The Dow process is the electrolytic method of bromine extraction from brine, and was Herbert Henry Dow's second revolutionary process for generating bromine commercially.

This process was patented in 1891. In the original invention, bromide-containing brines are treated with sulfuric acid and bleaching powder to oxidize bromide to bromine, which remains dissolved in the water. The aqueous solution is dripped onto burlap, and air is blown through causing bromine to volatilize. Bromine is trapped with iron turnings to give a solution of ferric bromide. Treatment with more iron metal converted the ferric bromide to ferrous bromide via comproportionation. Where desired, free bromine may be obtained by thermal decomposition of ferrous bromide.

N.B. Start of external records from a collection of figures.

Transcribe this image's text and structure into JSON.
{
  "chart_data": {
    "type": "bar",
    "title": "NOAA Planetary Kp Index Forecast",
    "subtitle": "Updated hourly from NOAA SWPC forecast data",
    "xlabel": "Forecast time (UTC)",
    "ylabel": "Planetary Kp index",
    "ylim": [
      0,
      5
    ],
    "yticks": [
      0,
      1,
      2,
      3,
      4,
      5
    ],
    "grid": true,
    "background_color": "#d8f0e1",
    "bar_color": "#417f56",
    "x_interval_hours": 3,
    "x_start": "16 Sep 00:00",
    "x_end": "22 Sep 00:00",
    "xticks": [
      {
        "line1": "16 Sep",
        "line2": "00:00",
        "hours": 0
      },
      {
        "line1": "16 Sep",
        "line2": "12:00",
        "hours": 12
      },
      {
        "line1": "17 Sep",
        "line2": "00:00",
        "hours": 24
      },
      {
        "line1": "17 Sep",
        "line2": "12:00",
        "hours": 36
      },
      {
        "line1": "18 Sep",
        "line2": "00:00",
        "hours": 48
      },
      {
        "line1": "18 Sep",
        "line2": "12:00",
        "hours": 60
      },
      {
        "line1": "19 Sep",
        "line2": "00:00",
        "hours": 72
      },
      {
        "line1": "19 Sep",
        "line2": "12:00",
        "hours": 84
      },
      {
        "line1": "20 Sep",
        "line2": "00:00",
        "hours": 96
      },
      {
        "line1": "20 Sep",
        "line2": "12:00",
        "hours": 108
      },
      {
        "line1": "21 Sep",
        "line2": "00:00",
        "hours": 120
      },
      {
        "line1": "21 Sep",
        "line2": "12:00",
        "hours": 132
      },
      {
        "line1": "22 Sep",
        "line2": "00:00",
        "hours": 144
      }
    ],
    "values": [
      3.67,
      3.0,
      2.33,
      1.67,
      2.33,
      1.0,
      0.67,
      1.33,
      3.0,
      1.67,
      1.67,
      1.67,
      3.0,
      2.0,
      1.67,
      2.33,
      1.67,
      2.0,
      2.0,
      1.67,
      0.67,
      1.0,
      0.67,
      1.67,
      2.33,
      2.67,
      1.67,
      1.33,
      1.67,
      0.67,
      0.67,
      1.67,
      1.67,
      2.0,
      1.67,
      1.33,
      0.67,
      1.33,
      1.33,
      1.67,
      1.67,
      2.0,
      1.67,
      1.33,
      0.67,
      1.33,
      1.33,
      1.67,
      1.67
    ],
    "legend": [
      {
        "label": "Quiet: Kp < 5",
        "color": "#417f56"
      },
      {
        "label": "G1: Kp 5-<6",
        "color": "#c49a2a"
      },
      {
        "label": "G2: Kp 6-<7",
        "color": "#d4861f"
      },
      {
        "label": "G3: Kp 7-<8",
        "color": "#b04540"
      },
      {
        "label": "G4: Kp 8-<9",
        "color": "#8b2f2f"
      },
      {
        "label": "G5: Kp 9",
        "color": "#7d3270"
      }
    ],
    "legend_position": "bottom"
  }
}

Before Dow got into the bromine business,  brine was evaporated by heating with wood scraps and then crystallized sodium chloride was removed. An oxidizing agent was added, and bromine was formed in the solution. Then bromine was distilled.  This was a very complicated and costly process.

Preparation of phenol
Dow's Process may also refer to the hydrolysis of chlorobenzene in the preparation of phenol. Benzene can be easily converted to chlorobenzene by nucleophilic aromatic substitution via a benzyne intermediate. It is treated with aqueous sodium hydroxide at 350 °C and 300 bar or molten sodium hydroxide at 350 °C to convert it to sodium phenoxide, which yields phenol upon acidification.
When 1-[14C]-1-chlorobenzene was subjected to aqueous NaOH at 395 °C, ipso substitution product 1-[14C]-phenol was formed in 54% yield, while cine substitution product 2-[14C]-phenol was formed in 43% yield, indicating that an elimination-addition (benzyne) mechanism is predominant, with perhaps a small amount of product from addition-elimination (SNAr).